More pressure on China over the games and Hong Kong. According to the Chinese, treaties with China don’t obligate China. That’s how the West views it anyway. This is the war-causing confusion between the West and the Chinese…

China believes democracy and religion will destroy the Chinese. Their solution is to remove religion, free speech, and non-Chinese governments. China claims to respect these three, but thinks that they are exploited to China’s misfortune. So, China makes new laws, hoping to protect itself, then tells the West to back off.

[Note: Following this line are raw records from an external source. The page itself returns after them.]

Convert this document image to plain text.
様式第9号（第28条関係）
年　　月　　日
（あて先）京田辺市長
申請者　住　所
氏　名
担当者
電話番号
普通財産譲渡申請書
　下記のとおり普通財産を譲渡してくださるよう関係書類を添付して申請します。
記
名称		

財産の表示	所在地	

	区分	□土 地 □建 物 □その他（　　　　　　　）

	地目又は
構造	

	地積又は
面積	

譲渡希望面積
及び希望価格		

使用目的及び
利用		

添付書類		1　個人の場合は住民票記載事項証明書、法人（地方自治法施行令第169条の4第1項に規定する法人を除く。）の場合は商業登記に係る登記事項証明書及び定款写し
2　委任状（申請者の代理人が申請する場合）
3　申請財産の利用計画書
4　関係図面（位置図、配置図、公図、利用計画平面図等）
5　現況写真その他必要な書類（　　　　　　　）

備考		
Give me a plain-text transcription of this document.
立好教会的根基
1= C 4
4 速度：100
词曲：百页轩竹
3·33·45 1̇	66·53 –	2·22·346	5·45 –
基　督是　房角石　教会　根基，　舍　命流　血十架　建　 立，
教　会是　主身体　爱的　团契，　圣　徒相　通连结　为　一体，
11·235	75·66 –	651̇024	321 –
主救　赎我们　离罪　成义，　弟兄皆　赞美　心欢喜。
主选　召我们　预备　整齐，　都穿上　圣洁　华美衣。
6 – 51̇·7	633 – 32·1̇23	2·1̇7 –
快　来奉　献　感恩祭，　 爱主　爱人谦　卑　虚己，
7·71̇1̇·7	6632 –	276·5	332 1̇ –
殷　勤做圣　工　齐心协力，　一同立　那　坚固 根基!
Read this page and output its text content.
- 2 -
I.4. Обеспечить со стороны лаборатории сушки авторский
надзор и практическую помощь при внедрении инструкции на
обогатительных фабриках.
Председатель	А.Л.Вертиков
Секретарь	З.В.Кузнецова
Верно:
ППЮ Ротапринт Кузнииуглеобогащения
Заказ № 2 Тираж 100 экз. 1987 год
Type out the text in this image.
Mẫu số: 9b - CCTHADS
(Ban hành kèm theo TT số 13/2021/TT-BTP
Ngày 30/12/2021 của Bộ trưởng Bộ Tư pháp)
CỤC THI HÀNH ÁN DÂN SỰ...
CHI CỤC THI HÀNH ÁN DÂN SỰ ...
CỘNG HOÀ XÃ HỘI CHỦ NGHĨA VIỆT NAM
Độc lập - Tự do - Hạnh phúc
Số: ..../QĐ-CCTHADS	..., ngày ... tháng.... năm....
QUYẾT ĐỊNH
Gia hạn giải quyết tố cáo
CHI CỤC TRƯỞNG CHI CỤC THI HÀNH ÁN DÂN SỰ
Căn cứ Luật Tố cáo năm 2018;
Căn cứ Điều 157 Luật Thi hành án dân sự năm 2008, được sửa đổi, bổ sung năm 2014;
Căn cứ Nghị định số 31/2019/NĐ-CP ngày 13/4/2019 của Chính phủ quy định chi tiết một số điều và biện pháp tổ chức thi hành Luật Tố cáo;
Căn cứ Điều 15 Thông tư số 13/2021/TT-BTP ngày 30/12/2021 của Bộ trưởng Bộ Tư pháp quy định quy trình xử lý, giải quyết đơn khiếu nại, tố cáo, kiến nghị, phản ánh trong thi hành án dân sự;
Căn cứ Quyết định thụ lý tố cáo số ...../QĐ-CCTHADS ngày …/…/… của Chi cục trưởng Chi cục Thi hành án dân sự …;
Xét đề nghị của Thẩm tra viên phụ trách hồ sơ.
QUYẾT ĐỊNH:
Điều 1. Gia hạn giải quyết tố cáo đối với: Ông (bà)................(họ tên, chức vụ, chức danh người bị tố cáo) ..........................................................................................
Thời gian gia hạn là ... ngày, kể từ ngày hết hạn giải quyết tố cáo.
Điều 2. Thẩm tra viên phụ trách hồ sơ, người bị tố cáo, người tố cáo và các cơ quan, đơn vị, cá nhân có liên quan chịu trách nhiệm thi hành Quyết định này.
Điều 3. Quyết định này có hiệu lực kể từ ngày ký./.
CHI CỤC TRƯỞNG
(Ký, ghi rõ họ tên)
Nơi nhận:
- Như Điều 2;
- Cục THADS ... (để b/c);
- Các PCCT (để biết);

But, the West is concerned about trusting promises. People won’t build skyscrapers on land they believe will collapse after ten years. Nor will countries and companies invest in another country if they believe the government might take over the company or arrest the officers. So, the West is concerned about “rule of law”, that laws are made, then don’t suddenly change in a way that breaks trust. As much as some old laws can be inconvenient for a government, losing trust from the world is proving much more inconvenient, as we are seeing with calls to boycott the 2022 Beijing Olympics.

This is where the contradiction comes into play. China believed that Huawei could ignore Western law while their CFO travels to Western countries. When the Huawei CFO was arrested in Canada, China was genuinely surprised. To the Chinese, “rule of law” is a mythical concept, like using English to tell a dolphin what it’s like to walk on land. So, the Chinese were surprised.

With everything happening, China is utterly and genuinely surprised. This is not what Beijing expected.